O Pequeno Príncipe e a Medicina.

Transcrição: Erika Campana

“A maior caridade que podemos fazer por nossos pacientes, é estudar sempre e mantermo-nos em constante excelência.”

O texto “O Pequeno Príncipe e a Medicina” foi escrito por Leandro Diehl, Endocrinologista, docente e pesquisador na área de educação médica e encontra-se disponível no site www.raciocineoclinico.com.br

Como saber se um médico realmente ama sua profissão?

Existem várias maneiras de determinar isso, claro, mas uma das coisas que mais me ajudam a responder essa pergunta é o brilho no olhar diante do caso difícil.

Explico: quando você realmente gosta do que faz, você certamente desempenha bem as pequenas tarefas comuns do dia a dia – mas o que realmente estimula você é o desafio.

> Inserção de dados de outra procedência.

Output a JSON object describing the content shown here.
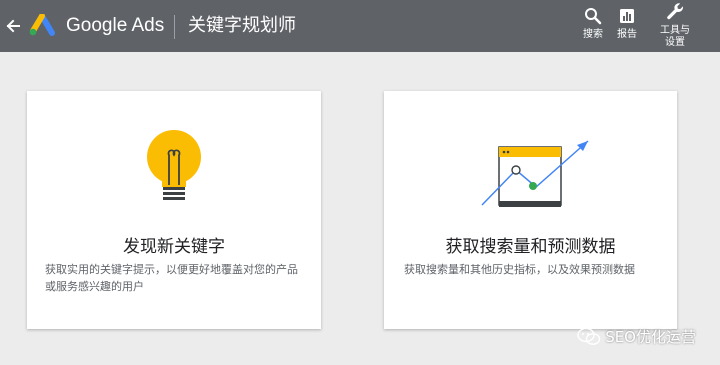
{
  "header": {
    "brand": "Google Ads",
    "page_title": "关键字规划师",
    "tools": [
      {
        "icon": "search-icon",
        "label": "搜索"
      },
      {
        "icon": "report-icon",
        "label": "报告"
      },
      {
        "icon": "wrench-icon",
        "label": "工具与\n设置"
      }
    ]
  },
  "cards": [
    {
      "icon": "lightbulb-icon",
      "title": "发现新关键字",
      "description": "获取实用的关键字提示，以便更好地覆盖对您的产品或服务感兴趣的用户"
    },
    {
      "icon": "forecast-chart-icon",
      "title": "获取搜索量和预测数据",
      "description": "获取搜索量和其他历史指标，以及效果预测数据"
    }
  ],
  "watermark": "SEO优化运营",
  "colors": {
    "topbar": "#5f6368",
    "background": "#ececec",
    "bulb": "#fbbc04",
    "accent_blue": "#4285f4",
    "accent_green": "#34a853"
  }
}
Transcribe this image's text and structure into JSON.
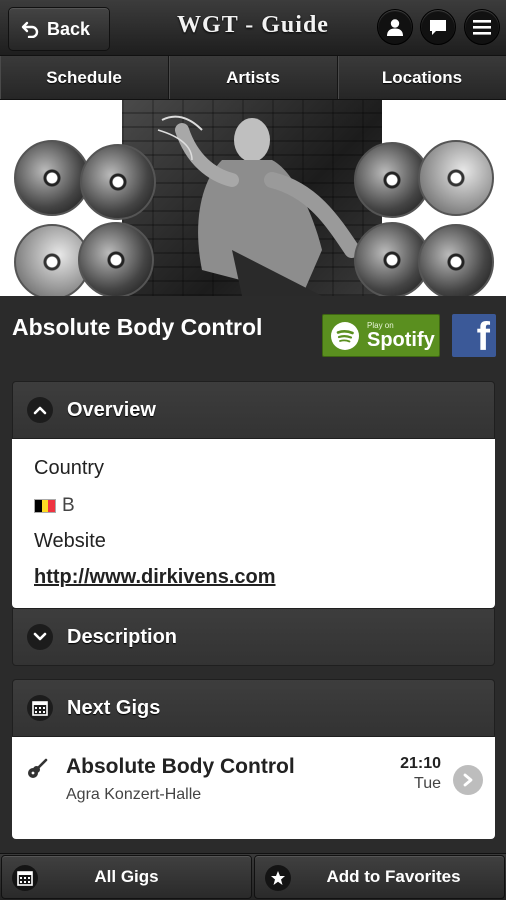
{
  "header": {
    "back_label": "Back",
    "title": "WGT - Guide",
    "icons": [
      "user-icon",
      "chat-icon",
      "menu-icon"
    ]
  },
  "nav": {
    "tabs": [
      {
        "label": "Schedule"
      },
      {
        "label": "Artists"
      },
      {
        "label": "Locations"
      }
    ]
  },
  "artist": {
    "name": "Absolute Body Control",
    "spotify_small": "Play on",
    "spotify_big": "Spotify",
    "facebook_glyph": "f"
  },
  "overview": {
    "title": "Overview",
    "country_label": "Country",
    "country_value": "B",
    "website_label": "Website",
    "website_value": "http://www.dirkivens.com"
  },
  "description": {
    "title": "Description"
  },
  "next_gigs": {
    "title": "Next Gigs",
    "items": [
      {
        "title": "Absolute Body Control",
        "venue": "Agra Konzert-Halle",
        "time": "21:10",
        "day": "Tue"
      }
    ]
  },
  "bottom": {
    "all_gigs_label": "All Gigs",
    "favorites_label": "Add to Favorites"
  },
  "colors": {
    "spotify_green": "#5a8f1f",
    "facebook_blue": "#3b5998",
    "flag_black": "#000000",
    "flag_yellow": "#fdda24",
    "flag_red": "#ef3340"
  }
}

Aquela missão onde vários já falharam. O problema diferente, nunca visto antes. O impensável. O imensamente complexo e raro. O problema cabeludo. Aquilo que parece impossível. A zebra, o camaleão, o unicórnio.

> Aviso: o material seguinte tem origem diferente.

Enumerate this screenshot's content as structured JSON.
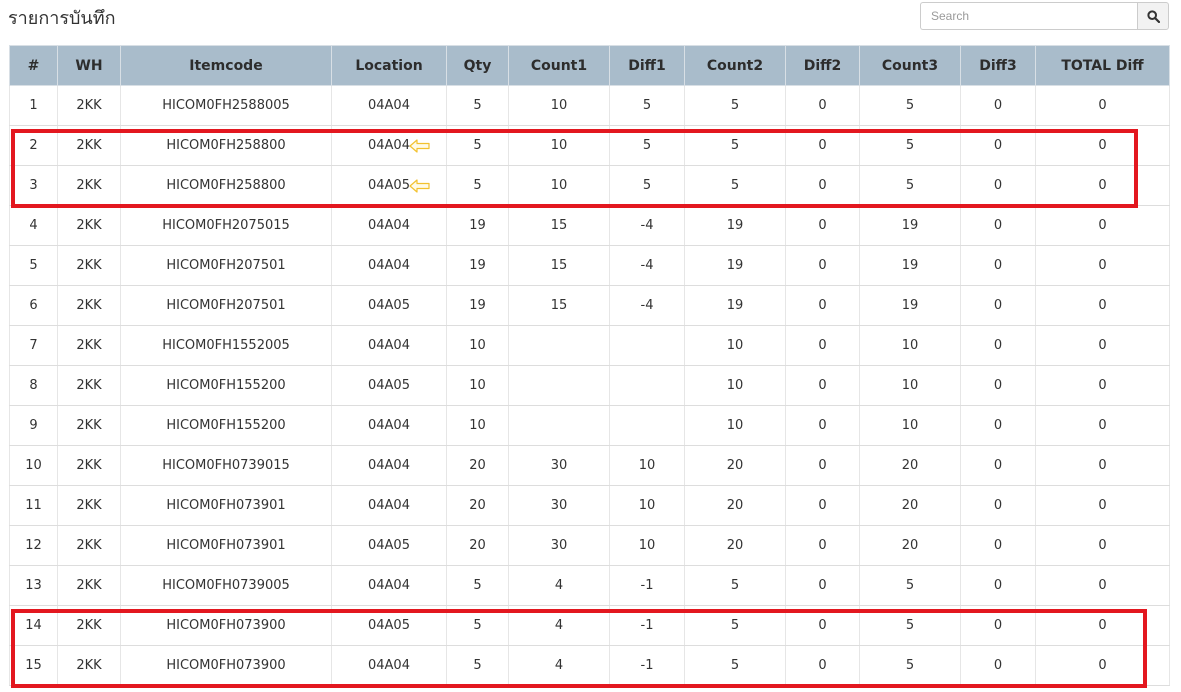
{
  "header": {
    "title": "รายการบันทึก"
  },
  "search": {
    "placeholder": "Search",
    "value": ""
  },
  "icons": {
    "search": "search-icon",
    "row_arrow": "arrow-left-icon"
  },
  "colors": {
    "header_bg": "#a9bccb",
    "highlight": "#e3171f",
    "arrow": "#f2c12e"
  },
  "table": {
    "columns": [
      "#",
      "WH",
      "Itemcode",
      "Location",
      "Qty",
      "Count1",
      "Diff1",
      "Count2",
      "Diff2",
      "Count3",
      "Diff3",
      "TOTAL Diff"
    ],
    "rows": [
      {
        "no": "1",
        "wh": "2KK",
        "itemcode": "HICOM0FH2588005",
        "location": "04A04",
        "qty": "5",
        "count1": "10",
        "diff1": "5",
        "count2": "5",
        "diff2": "0",
        "count3": "5",
        "diff3": "0",
        "total_diff": "0"
      },
      {
        "no": "2",
        "wh": "2KK",
        "itemcode": "HICOM0FH258800",
        "location": "04A04",
        "qty": "5",
        "count1": "10",
        "diff1": "5",
        "count2": "5",
        "diff2": "0",
        "count3": "5",
        "diff3": "0",
        "total_diff": "0"
      },
      {
        "no": "3",
        "wh": "2KK",
        "itemcode": "HICOM0FH258800",
        "location": "04A05",
        "qty": "5",
        "count1": "10",
        "diff1": "5",
        "count2": "5",
        "diff2": "0",
        "count3": "5",
        "diff3": "0",
        "total_diff": "0"
      },
      {
        "no": "4",
        "wh": "2KK",
        "itemcode": "HICOM0FH2075015",
        "location": "04A04",
        "qty": "19",
        "count1": "15",
        "diff1": "-4",
        "count2": "19",
        "diff2": "0",
        "count3": "19",
        "diff3": "0",
        "total_diff": "0"
      },
      {
        "no": "5",
        "wh": "2KK",
        "itemcode": "HICOM0FH207501",
        "location": "04A04",
        "qty": "19",
        "count1": "15",
        "diff1": "-4",
        "count2": "19",
        "diff2": "0",
        "count3": "19",
        "diff3": "0",
        "total_diff": "0"
      },
      {
        "no": "6",
        "wh": "2KK",
        "itemcode": "HICOM0FH207501",
        "location": "04A05",
        "qty": "19",
        "count1": "15",
        "diff1": "-4",
        "count2": "19",
        "diff2": "0",
        "count3": "19",
        "diff3": "0",
        "total_diff": "0"
      },
      {
        "no": "7",
        "wh": "2KK",
        "itemcode": "HICOM0FH1552005",
        "location": "04A04",
        "qty": "10",
        "count1": "",
        "diff1": "",
        "count2": "10",
        "diff2": "0",
        "count3": "10",
        "diff3": "0",
        "total_diff": "0"
      },
      {
        "no": "8",
        "wh": "2KK",
        "itemcode": "HICOM0FH155200",
        "location": "04A05",
        "qty": "10",
        "count1": "",
        "diff1": "",
        "count2": "10",
        "diff2": "0",
        "count3": "10",
        "diff3": "0",
        "total_diff": "0"
      },
      {
        "no": "9",
        "wh": "2KK",
        "itemcode": "HICOM0FH155200",
        "location": "04A04",
        "qty": "10",
        "count1": "",
        "diff1": "",
        "count2": "10",
        "diff2": "0",
        "count3": "10",
        "diff3": "0",
        "total_diff": "0"
      },
      {
        "no": "10",
        "wh": "2KK",
        "itemcode": "HICOM0FH0739015",
        "location": "04A04",
        "qty": "20",
        "count1": "30",
        "diff1": "10",
        "count2": "20",
        "diff2": "0",
        "count3": "20",
        "diff3": "0",
        "total_diff": "0"
      },
      {
        "no": "11",
        "wh": "2KK",
        "itemcode": "HICOM0FH073901",
        "location": "04A04",
        "qty": "20",
        "count1": "30",
        "diff1": "10",
        "count2": "20",
        "diff2": "0",
        "count3": "20",
        "diff3": "0",
        "total_diff": "0"
      },
      {
        "no": "12",
        "wh": "2KK",
        "itemcode": "HICOM0FH073901",
        "location": "04A05",
        "qty": "20",
        "count1": "30",
        "diff1": "10",
        "count2": "20",
        "diff2": "0",
        "count3": "20",
        "diff3": "0",
        "total_diff": "0"
      },
      {
        "no": "13",
        "wh": "2KK",
        "itemcode": "HICOM0FH0739005",
        "location": "04A04",
        "qty": "5",
        "count1": "4",
        "diff1": "-1",
        "count2": "5",
        "diff2": "0",
        "count3": "5",
        "diff3": "0",
        "total_diff": "0"
      },
      {
        "no": "14",
        "wh": "2KK",
        "itemcode": "HICOM0FH073900",
        "location": "04A05",
        "qty": "5",
        "count1": "4",
        "diff1": "-1",
        "count2": "5",
        "diff2": "0",
        "count3": "5",
        "diff3": "0",
        "total_diff": "0"
      },
      {
        "no": "15",
        "wh": "2KK",
        "itemcode": "HICOM0FH073900",
        "location": "04A04",
        "qty": "5",
        "count1": "4",
        "diff1": "-1",
        "count2": "5",
        "diff2": "0",
        "count3": "5",
        "diff3": "0",
        "total_diff": "0"
      }
    ]
  },
  "annotations": {
    "arrow_rows": [
      "2",
      "3"
    ],
    "highlight_groups": [
      [
        "2",
        "3"
      ],
      [
        "14",
        "15"
      ]
    ]
  }
}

Não me entenda mal: a imensa maioria dos médicos atende bem esses pacientes complicados: colhe a história, examina, propõe tratamentos, acompanha o doente. Mas tem sempre um médico que vai um pouco mais além. É aquele que, diante de um paciente sofrendo com um diagnóstico difícil, fica animado, cheio de perguntas, com o olho brilhando! Descobrir aquele diagnóstico para poder ajudar o paciente passa a ser uma motivação fortíssima.

É aí que ele colhe novamente toda a história desde o começo, examina o paciente dos pés à cabeça, revê todos os volumes do prontuário para checar o que ainda não foi descartado, pesquisa doenças raras e estranhas na internet, lê blogs, discute com outros amigos que também curtem casos complicados. Nada desperta mais a curiosidade de um caçador de zebras do que um paciente que já foi virado do avesso por vários médicos e ainda permanece sem diagnóstico!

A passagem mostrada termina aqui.